PERANAN ORANG TUA, GURU, DAN MASYARAKAT DALAM PENDIDIKAN ANAK AUTISTIK (AUTISME).
Peranan Orang Tua
Menurut Puspita (2001) bahwa peranan orang tua anak autistik dalam membantu anak untuk mencapai perkembangan dan pertumbuhan optimal sangat menentukkan. Tindakan awal yang perlu dilakukan oleh para orang tua anak autistik ialah orang tua perlu teliti dalam mengamati berbagai gejala yang nampak pada diri anak yang autistik. Ketelitian orang dalam mengamati berbagai gejala tersebut akan menjadi bahan acuan bagi orang tua dalam mengambil keputusan yang tepat dalam memberikan penanganan secara dini kepada anak autistik. Namun, pada umumnya para orang tua berlindung dibalik harapan kosong dengan beranggapan bahwa "anak saya tergolong autisme ringan", padahal autisme ringan, sedang, berat akan cenderung menjadikkan anak tidak dapat "mandiri" bilamana tidak di tangani secara dini.

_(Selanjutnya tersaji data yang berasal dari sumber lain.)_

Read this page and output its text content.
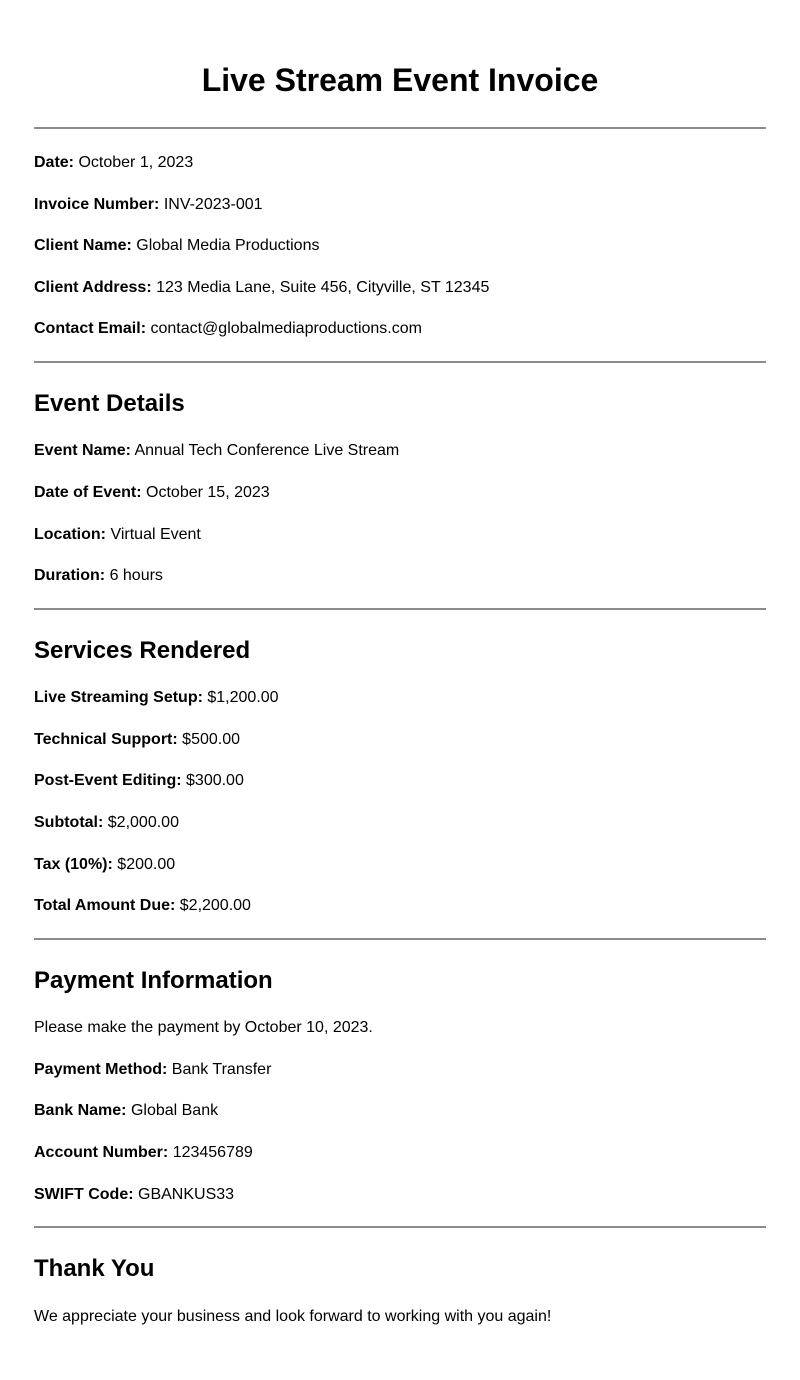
Live Stream Event Invoice

Date: October 1, 2023

Invoice Number: INV-2023-001

Client Name: Global Media Productions

Client Address: 123 Media Lane, Suite 456, Cityville, ST 12345

Contact Email: contact@globalmediaproductions.com

Event Details

Event Name: Annual Tech Conference Live Stream

Date of Event: October 15, 2023

Location: Virtual Event

Duration: 6 hours

Services Rendered

Live Streaming Setup: $1,200.00

Technical Support: $500.00

Post-Event Editing: $300.00

Subtotal: $2,000.00

Tax (10%): $200.00

Total Amount Due: $2,200.00

Payment Information

Please make the payment by October 10, 2023.

Payment Method: Bank Transfer

Bank Name: Global Bank

Account Number: 123456789

SWIFT Code: GBANKUS33

Thank You

We appreciate your business and look forward to working with you again!
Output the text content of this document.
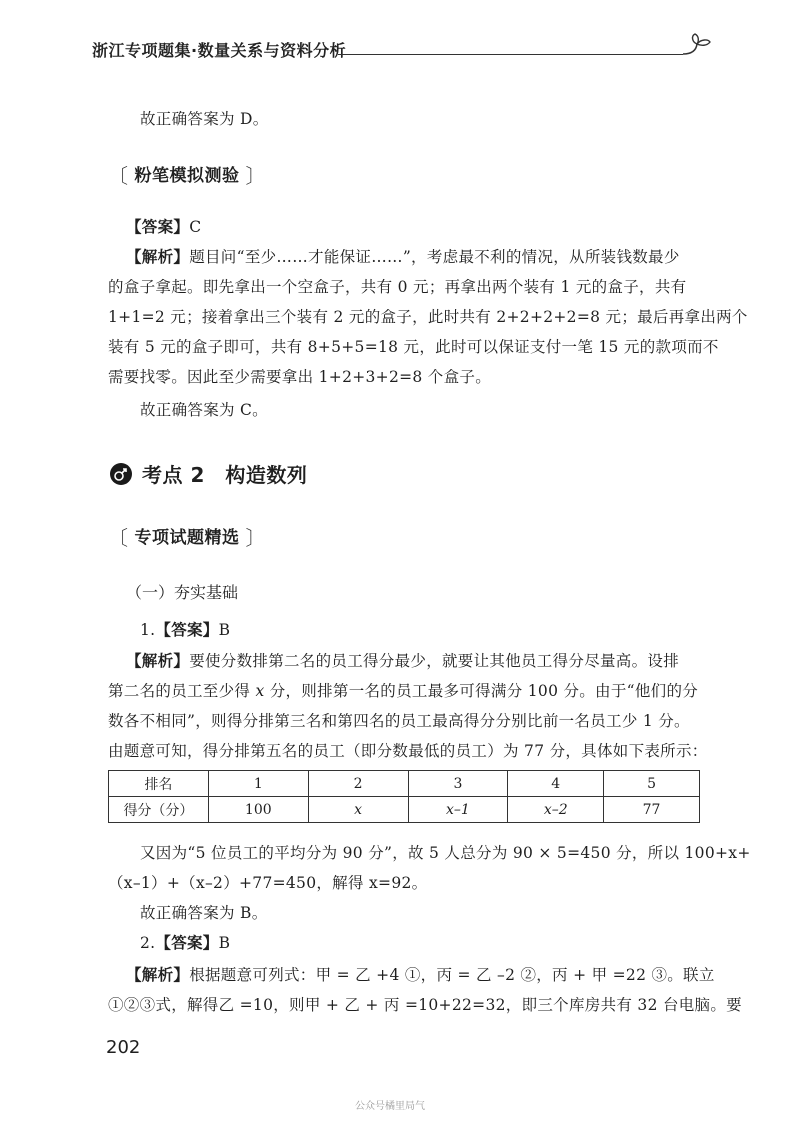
浙江专项题集·数量关系与资料分析
故正确答案为 D。
〔 粉笔模拟测验 〕
【答案】C
【解析】题目问“至少……才能保证……”，考虑最不利的情况，从所装钱数最少
的盒子拿起。即先拿出一个空盒子，共有 0 元；再拿出两个装有 1 元的盒子，共有
1+1=2 元；接着拿出三个装有 2 元的盒子，此时共有 2+2+2+2=8 元；最后再拿出两个
装有 5 元的盒子即可，共有 8+5+5=18 元，此时可以保证支付一笔 15 元的款项而不
需要找零。因此至少需要拿出 1+2+3+2=8 个盒子。
故正确答案为 C。
考点 2　构造数列
〔 专项试题精选 〕
（一）夯实基础
1.【答案】B
【解析】要使分数排第二名的员工得分最少，就要让其他员工得分尽量高。设排
第二名的员工至少得 x 分，则排第一名的员工最多可得满分 100 分。由于“他们的分
数各不相同”，则得分排第三名和第四名的员工最高得分分别比前一名员工少 1 分。
由题意可知，得分排第五名的员工（即分数最低的员工）为 77 分，具体如下表所示：
排名	1	2	3	4	5
得分（分）	100	x	x–1	x–2	77
又因为“5 位员工的平均分为 90 分”，故 5 人总分为 90 × 5=450 分，所以 100+x+
（x–1）+（x–2）+77=450，解得 x=92。
故正确答案为 B。
2.【答案】B
【解析】根据题意可列式：甲 = 乙 +4 ①，丙 = 乙 –2 ②，丙 + 甲 =22 ③。联立
①②③式，解得乙 =10，则甲 + 乙 + 丙 =10+22=32，即三个库房共有 32 台电脑。要
202
公众号橘里局气
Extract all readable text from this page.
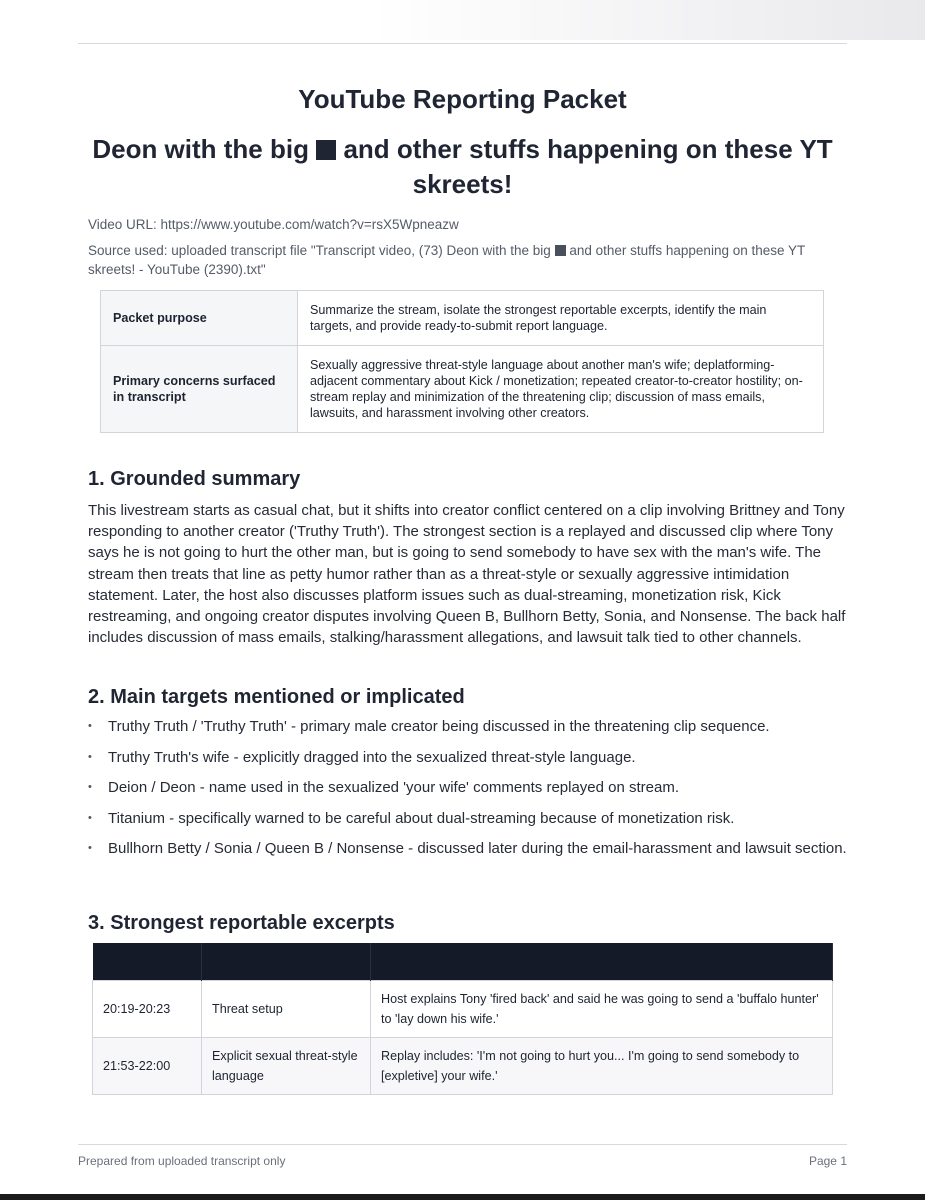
YouTube Reporting Packet
Deon with the big and other stuffs happening on these YT skreets!

Video URL: https://www.youtube.com/watch?v=rsX5Wpneazw

Source used: uploaded transcript file "Transcript video, (73) Deon with the big and other stuffs happening on these YT skreets! - YouTube (2390).txt"

Packet purpose	Summarize the stream, isolate the strongest reportable excerpts, identify the main targets, and provide ready-to-submit report language.
Primary concerns surfaced in transcript	Sexually aggressive threat-style language about another man's wife; deplatforming-adjacent commentary about Kick / monetization; repeated creator-to-creator hostility; on-stream replay and minimization of the threatening clip; discussion of mass emails, lawsuits, and harassment involving other creators.
1. Grounded summary

This livestream starts as casual chat, but it shifts into creator conflict centered on a clip involving Brittney and Tony responding to another creator ('Truthy Truth'). The strongest section is a replayed and discussed clip where Tony says he is not going to hurt the other man, but is going to send somebody to have sex with the man's wife. The stream then treats that line as petty humor rather than as a threat-style or sexually aggressive intimidation statement. Later, the host also discusses platform issues such as dual-streaming, monetization risk, Kick restreaming, and ongoing creator disputes involving Queen B, Bullhorn Betty, Sonia, and Nonsense. The back half includes discussion of mass emails, stalking/harassment allegations, and lawsuit talk tied to other channels.

2. Main targets mentioned or implicated
• Truthy Truth / 'Truthy Truth' - primary male creator being discussed in the threatening clip sequence.
• Truthy Truth's wife - explicitly dragged into the sexualized threat-style language.
• Deion / Deon - name used in the sexualized 'your wife' comments replayed on stream.
• Titanium - specifically warned to be careful about dual-streaming because of monetization risk.
• Bullhorn Betty / Sonia / Queen B / Nonsense - discussed later during the email-harassment and lawsuit section.
3. Strongest reportable excerpts
Time	Issue type	Why it matters
20:19-20:23	Threat setup	Host explains Tony 'fired back' and said he was going to send a 'buffalo hunter' to 'lay down his wife.'
21:53-22:00	Explicit sexual threat-style language	Replay includes: 'I'm not going to hurt you... I'm going to send somebody to [expletive] your wife.'
Prepared from uploaded transcript only	Page 1
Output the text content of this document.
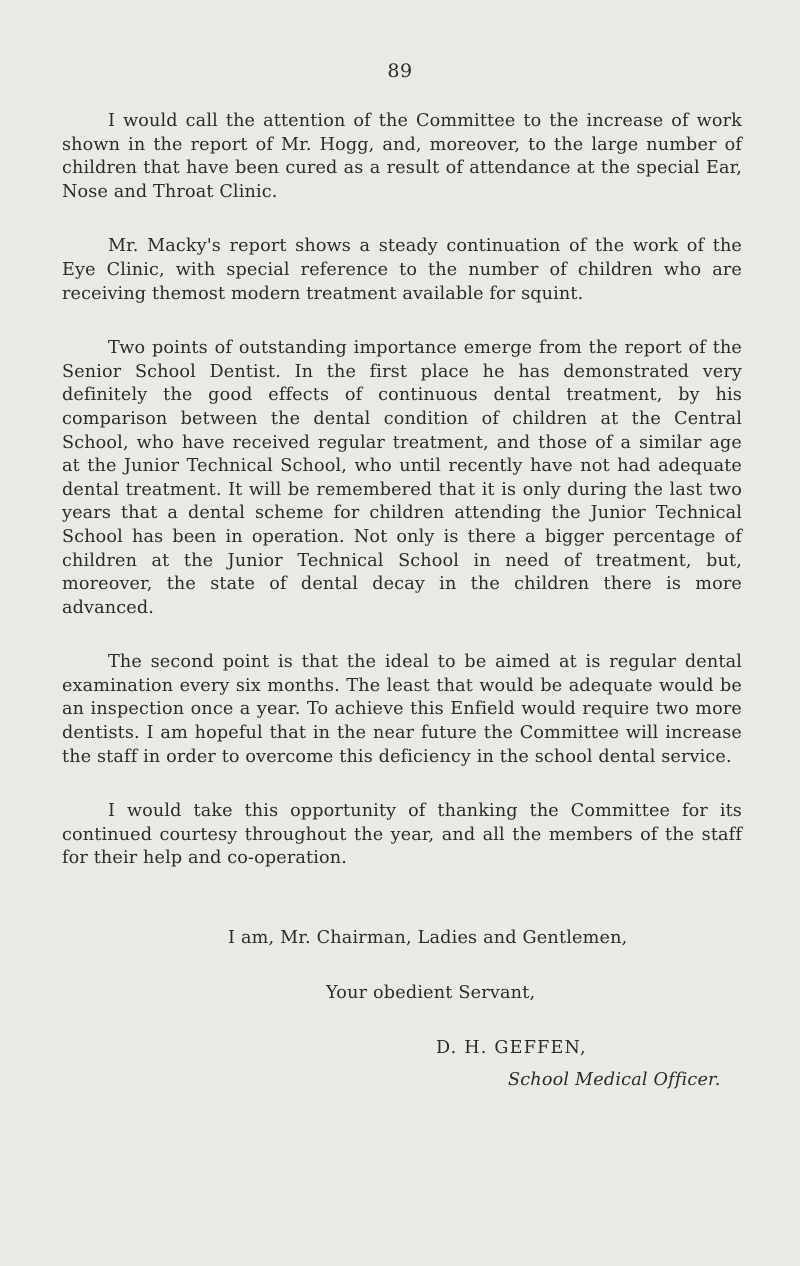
89

I would call the attention of the Committee to the increase of work shown in the report of Mr. Hogg, and, moreover, to the large number of children that have been cured as a result of attendance at the special Ear, Nose and Throat Clinic.

Mr. Macky's report shows a steady continuation of the work of the Eye Clinic, with special reference to the number of children who are receiving themost modern treatment available for squint.

Two points of outstanding importance emerge from the report of the Senior School Dentist. In the first place he has demonstrated very definitely the good effects of continuous dental treatment, by his comparison between the dental condition of children at the Central School, who have received regular treatment, and those of a similar age at the Junior Technical School, who until recently have not had adequate dental treatment. It will be remembered that it is only during the last two years that a dental scheme for children attending the Junior Technical School has been in operation. Not only is there a bigger percentage of children at the Junior Technical School in need of treatment, but, moreover, the state of dental decay in the children there is more advanced.

The second point is that the ideal to be aimed at is regular dental examination every six months. The least that would be adequate would be an inspection once a year. To achieve this Enfield would require two more dentists. I am hopeful that in the near future the Committee will increase the staff in order to overcome this deficiency in the school dental service.

I would take this opportunity of thanking the Committee for its continued courtesy throughout the year, and all the members of the staff for their help and co-operation.

I am, Mr. Chairman, Ladies and Gentlemen,
Your obedient Servant,
D. H. GEFFEN,
School Medical Officer.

Tindakan lain yang perlu diperhatikan oleh para orang tua anak autistik adalah memberikan penanganan kepada anaknya berdasarkan masalah dan gejala perilaku yang nampak pada diri anak autistik. Masalah dan gejala perilaku yang ditunjukan oleh sesama anak yang autistik adalah tidak sama. Karena itu, penanganan yang diberikan kepada setiap anak juga tidak sama.
Penanganan yang diberikan orang tua kepada anaknya yang autistik sebaiknya bersifat terpadu dan menyeluruh yang mencangkup aspek fisik dan psikis atau jasmani dan rohani. Pemberian pendidikan dan latihan secara intensif tanpa di barengi dengan upaya memperbaiki keseimbangan metabolisme atau perbaikan kondisi fisik pada diri anak yang autistik, maka akan memberikan hasil yang kurang optimal. Sebaliknya, jika para orang tua hanya menggantungkan harapan pada obat-obatan atau kontrol makanan tanpa ada usaha pemberian pendidikan dan latihan yang intensif, kontinyu, dan konsisten kepada anak yang autistik, tentu saja hasilnya juga kurang optimal.
Ada beberapa hal yang perlu diperhatikan dan perlu dilakukan oleh para orang tua dalam menetapkan tatalaksana yang tepat bagi srtiap anak, yaitu orang tua harus mengenali kelebihan dan kekurangan anak, lengkap dengan ciri autisnya untuk mengetahui kebutuhan anak, mengenali kemungkinan penanganan yang dapat diberikan kepada anak, menetapkan beberapa jenis penanganan sesuai kebutuhan, melakukan pemantauan secara terus menerus terhadap perkembangan anak, dan secara berkala kembali kepada langkah pertama, yaitu mengetahui kelebihan dan kekurangan pada diri anak yang autistik sesuai dengan proses perkembangan yang terjadi pada diri anak autistik. (puspita, 2001).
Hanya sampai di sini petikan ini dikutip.